Suppose I have data of the following type:
df <- data.frame(student = c("S1", "S2", "S3", "S4", "S5", "S2", "S6", "S1", "S7", "S8"),
factor = c("A", "A", "A", "A", "A", "B", "B", "C", "C", "D"),
year = c(1, 1, 1, 1, 1, 1, 1, 2, 2, 2),
count1 = c(0, 1, 0, 0, 0, 1, 0, 0, 0, 0),
count2 = c(1, 0, 0, 0, 0, 0, 0, 1, 0, 0))
I need a more efficient way than typical apply() functions to analyze the the two columns for student and class in a given year. When a student maintains the same factor-level in a given year, the function returns a count of zero. When a student is in more than one factor-level in a given year, the count is updated i+1 for each instance of the student in a separate factor-level.
I would like a separate count/functionality to analyze students in the data set across years. For instance, a student that maintains the same factor-level across years receives a count of zero. If a student is found in separate years to have separate factor-levels the count is updated i+1 for each instance.

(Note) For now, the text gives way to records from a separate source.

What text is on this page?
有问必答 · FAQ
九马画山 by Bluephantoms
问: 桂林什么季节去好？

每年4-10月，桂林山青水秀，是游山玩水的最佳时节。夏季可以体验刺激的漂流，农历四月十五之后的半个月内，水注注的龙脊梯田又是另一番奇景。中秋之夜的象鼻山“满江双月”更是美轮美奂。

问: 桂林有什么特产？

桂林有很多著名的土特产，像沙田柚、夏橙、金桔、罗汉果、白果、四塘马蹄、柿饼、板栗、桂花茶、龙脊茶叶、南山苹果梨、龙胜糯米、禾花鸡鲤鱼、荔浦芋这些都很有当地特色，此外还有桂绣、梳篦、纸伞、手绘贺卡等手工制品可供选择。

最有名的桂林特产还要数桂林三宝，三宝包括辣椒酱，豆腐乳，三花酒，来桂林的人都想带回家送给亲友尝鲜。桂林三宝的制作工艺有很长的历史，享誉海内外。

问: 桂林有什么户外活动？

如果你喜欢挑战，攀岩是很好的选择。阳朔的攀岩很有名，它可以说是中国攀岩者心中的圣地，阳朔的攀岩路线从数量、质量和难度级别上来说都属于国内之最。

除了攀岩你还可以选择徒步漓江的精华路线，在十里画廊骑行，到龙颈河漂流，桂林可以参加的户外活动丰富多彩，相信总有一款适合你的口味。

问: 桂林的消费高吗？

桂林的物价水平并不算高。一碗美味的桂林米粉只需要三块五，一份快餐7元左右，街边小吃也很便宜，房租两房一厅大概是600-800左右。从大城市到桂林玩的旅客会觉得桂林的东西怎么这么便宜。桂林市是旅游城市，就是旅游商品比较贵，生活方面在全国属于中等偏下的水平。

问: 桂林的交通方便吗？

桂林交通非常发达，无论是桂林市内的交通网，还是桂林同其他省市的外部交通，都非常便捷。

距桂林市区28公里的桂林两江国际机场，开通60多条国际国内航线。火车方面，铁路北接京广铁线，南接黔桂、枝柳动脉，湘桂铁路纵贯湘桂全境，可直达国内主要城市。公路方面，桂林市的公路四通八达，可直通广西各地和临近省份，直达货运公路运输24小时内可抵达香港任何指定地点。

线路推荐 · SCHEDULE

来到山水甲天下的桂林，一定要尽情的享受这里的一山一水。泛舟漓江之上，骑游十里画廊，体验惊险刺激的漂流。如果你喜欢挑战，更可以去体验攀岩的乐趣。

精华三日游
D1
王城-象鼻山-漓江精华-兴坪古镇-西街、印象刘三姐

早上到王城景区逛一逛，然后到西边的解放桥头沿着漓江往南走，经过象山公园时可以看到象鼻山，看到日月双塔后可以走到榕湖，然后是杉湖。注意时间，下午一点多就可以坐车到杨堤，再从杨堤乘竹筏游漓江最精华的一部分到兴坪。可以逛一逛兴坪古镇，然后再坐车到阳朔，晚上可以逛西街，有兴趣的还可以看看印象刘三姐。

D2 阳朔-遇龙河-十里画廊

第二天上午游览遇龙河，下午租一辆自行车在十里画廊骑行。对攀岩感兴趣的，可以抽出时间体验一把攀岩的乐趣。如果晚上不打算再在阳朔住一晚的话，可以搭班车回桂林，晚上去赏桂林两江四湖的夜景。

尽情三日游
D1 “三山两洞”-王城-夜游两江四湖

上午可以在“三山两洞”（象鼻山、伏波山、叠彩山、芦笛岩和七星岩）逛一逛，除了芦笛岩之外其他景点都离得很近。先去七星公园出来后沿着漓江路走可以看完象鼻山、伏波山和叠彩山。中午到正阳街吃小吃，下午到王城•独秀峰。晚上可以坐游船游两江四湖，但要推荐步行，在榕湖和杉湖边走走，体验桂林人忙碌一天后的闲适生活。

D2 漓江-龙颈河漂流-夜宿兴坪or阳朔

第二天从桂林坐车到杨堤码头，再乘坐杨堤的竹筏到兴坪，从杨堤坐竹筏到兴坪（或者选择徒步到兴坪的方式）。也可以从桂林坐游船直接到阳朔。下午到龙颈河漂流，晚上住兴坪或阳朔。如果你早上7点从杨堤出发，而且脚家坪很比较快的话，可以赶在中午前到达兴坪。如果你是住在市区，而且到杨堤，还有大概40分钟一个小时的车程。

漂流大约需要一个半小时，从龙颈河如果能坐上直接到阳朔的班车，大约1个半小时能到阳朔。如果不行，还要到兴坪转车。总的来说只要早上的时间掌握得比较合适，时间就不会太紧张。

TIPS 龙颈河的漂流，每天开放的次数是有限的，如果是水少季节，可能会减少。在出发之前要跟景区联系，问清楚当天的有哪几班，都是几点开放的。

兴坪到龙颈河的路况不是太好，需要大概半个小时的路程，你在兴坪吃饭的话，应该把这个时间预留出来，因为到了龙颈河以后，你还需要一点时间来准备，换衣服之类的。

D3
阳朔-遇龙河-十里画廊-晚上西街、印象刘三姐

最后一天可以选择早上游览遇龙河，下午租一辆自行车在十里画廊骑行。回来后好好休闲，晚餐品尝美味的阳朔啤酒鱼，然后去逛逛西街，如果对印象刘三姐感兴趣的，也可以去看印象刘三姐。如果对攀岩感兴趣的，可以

There are over 10k observations, so my attempts at *apply have been unproductive. Namely, I have been able to count unique instances of each student & factor BUT only the first unique instance not all unique instances of a student (unique id) and factor. Individuals may be repeated either within or across years.
The ideal output is as follows:
Student1,Factor.Count(Within Year),Factor.Count(Between Year)